Ia tersenyum lagi, lalu melangkah pergi. Dari jendela, aku melihatnya naik motor. Ia menoleh, melambaikan tangan. Aku balas melambaikan tangan, menahan perasaan hangat sekaligus getir di dada.
Rumah terasa lebih sunyi begitu pintu tertutup. Jam dinding berdetak lambat, suara motor yang melintas di jalan terdengar sayup. Aku menatap meja makan yang kini kosong, lalu ke piring-piring bersih yang sudah kutiriskan.
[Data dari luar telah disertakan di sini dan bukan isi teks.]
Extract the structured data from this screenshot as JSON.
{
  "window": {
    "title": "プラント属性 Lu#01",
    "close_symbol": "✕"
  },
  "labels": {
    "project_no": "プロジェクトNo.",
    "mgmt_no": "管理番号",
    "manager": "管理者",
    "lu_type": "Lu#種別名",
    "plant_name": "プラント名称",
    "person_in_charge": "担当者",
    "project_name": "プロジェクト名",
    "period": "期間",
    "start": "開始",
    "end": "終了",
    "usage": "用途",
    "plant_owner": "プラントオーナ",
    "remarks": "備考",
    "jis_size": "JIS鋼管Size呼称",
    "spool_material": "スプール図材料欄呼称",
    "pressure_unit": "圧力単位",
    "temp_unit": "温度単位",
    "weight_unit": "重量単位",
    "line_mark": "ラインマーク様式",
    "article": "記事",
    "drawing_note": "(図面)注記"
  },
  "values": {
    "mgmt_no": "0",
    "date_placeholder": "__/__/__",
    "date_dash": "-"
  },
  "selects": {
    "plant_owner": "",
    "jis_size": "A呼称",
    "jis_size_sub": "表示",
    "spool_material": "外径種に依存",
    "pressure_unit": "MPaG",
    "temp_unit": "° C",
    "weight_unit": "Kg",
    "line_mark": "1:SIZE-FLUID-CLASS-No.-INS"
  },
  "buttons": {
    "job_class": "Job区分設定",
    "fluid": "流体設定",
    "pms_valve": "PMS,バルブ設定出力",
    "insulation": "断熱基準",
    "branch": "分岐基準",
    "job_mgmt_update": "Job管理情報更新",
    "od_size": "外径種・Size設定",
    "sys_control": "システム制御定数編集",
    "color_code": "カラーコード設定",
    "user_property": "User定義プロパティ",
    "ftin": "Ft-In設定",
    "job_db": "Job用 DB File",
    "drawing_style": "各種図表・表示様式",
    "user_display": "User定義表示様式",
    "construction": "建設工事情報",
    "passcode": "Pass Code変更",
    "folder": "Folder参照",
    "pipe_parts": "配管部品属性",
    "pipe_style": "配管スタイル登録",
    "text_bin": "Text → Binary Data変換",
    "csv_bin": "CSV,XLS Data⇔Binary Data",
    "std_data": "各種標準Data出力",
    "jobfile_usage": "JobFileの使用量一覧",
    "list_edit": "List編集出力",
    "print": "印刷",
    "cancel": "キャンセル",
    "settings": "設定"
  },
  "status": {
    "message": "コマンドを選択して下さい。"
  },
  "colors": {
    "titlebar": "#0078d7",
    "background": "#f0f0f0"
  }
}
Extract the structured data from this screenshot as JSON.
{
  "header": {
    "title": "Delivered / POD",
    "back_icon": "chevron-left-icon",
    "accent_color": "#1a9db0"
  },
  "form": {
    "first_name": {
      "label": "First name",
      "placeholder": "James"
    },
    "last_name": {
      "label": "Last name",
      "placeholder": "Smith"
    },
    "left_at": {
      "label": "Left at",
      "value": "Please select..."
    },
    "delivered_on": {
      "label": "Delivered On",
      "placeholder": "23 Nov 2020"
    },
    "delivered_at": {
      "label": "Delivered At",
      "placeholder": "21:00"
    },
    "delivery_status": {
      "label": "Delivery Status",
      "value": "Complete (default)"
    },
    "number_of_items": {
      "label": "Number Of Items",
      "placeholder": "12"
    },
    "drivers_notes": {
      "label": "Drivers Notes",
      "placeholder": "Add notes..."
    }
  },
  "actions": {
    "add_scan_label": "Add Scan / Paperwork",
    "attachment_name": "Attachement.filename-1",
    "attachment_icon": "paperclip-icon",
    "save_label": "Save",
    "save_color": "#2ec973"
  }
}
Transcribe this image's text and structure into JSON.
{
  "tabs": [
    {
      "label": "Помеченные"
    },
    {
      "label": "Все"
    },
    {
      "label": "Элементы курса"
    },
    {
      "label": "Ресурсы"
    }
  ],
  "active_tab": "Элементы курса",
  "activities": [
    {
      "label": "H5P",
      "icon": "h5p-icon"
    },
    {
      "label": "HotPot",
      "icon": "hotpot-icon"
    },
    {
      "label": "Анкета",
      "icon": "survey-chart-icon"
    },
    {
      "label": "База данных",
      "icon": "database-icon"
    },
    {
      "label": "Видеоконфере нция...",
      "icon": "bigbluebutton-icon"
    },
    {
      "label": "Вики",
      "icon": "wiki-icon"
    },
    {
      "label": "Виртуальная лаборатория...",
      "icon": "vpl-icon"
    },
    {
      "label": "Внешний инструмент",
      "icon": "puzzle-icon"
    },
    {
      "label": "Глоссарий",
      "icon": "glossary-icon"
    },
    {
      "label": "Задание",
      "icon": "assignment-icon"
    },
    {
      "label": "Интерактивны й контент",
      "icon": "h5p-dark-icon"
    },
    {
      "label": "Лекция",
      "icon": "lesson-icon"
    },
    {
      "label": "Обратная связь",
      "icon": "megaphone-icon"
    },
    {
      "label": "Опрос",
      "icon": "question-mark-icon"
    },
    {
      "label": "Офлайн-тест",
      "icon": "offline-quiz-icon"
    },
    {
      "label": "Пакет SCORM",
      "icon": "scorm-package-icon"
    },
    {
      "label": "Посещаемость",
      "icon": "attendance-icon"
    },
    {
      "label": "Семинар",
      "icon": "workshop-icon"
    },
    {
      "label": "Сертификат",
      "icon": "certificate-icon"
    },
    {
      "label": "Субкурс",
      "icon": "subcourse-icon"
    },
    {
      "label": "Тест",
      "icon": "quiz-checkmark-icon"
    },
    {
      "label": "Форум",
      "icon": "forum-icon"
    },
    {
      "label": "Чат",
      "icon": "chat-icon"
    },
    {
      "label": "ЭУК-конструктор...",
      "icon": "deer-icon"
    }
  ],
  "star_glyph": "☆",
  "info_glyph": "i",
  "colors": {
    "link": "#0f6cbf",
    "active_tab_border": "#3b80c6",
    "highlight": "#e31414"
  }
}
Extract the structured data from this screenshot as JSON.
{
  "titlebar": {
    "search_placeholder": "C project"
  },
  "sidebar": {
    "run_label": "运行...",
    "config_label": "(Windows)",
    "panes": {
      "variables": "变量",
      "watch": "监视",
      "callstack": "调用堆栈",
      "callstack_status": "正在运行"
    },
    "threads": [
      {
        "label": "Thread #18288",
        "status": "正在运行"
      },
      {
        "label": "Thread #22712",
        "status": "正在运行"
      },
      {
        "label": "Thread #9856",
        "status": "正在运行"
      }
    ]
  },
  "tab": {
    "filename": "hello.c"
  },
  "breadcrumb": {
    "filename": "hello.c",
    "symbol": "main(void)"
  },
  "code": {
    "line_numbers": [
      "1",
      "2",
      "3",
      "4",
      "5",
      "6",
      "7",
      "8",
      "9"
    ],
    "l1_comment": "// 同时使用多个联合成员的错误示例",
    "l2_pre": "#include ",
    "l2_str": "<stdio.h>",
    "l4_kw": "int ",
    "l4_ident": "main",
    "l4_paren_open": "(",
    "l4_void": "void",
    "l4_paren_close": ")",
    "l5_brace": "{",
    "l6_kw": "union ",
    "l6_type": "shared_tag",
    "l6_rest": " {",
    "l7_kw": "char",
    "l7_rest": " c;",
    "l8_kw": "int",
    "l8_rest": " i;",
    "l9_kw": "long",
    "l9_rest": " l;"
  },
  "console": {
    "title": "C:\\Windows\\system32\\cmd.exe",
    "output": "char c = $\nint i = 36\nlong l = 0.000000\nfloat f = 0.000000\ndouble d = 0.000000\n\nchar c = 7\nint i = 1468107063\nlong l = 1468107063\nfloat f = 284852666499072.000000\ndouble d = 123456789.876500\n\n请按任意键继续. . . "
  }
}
Hari ini aku genap delapan belas tahun. Usia yang katanya menandai kedewasaan. Tapi bagiku, kedewasaan itu bukan sekadar angka. Kedewasaan adalah janji—janji untuk menjaga Ibu, membalas semua pengorbanannya, dan suatu hari kelak, membuatnya hidup tenang tanpa lagi harus berjuang sendirian.
Aku menatap ranselku di kursi. Aku tahu jalan ini tidak akan mudah. Hidup tidak pernah memberi kami kemewahan. Tapi justru karena itulah aku ingin berjuang lebih keras.
Dengan langkah mantap, aku mengambil ransel, merapikan seragam, lalu keluar rumah. Angin pagi menyentuh wajahku, membawa aroma tanah basah setelah semalaman hujan. Di kejauhan, suara anak-anak kecil yang berlari ke sekolah dasar terdengar riang.
Hari ulang tahunku ke-18 baru saja dimulai. Dan aku ingin menjadikannya titik awal langkah besar dalam hidupku. Demi diriku sendiri—dan terutama, demi Ibu. Ia pantas mendapatkan kebahagiaan yang tak pernah ia rasakan sepenuhnya.
Aku berjanji, aku akan memastikan itu terjadi.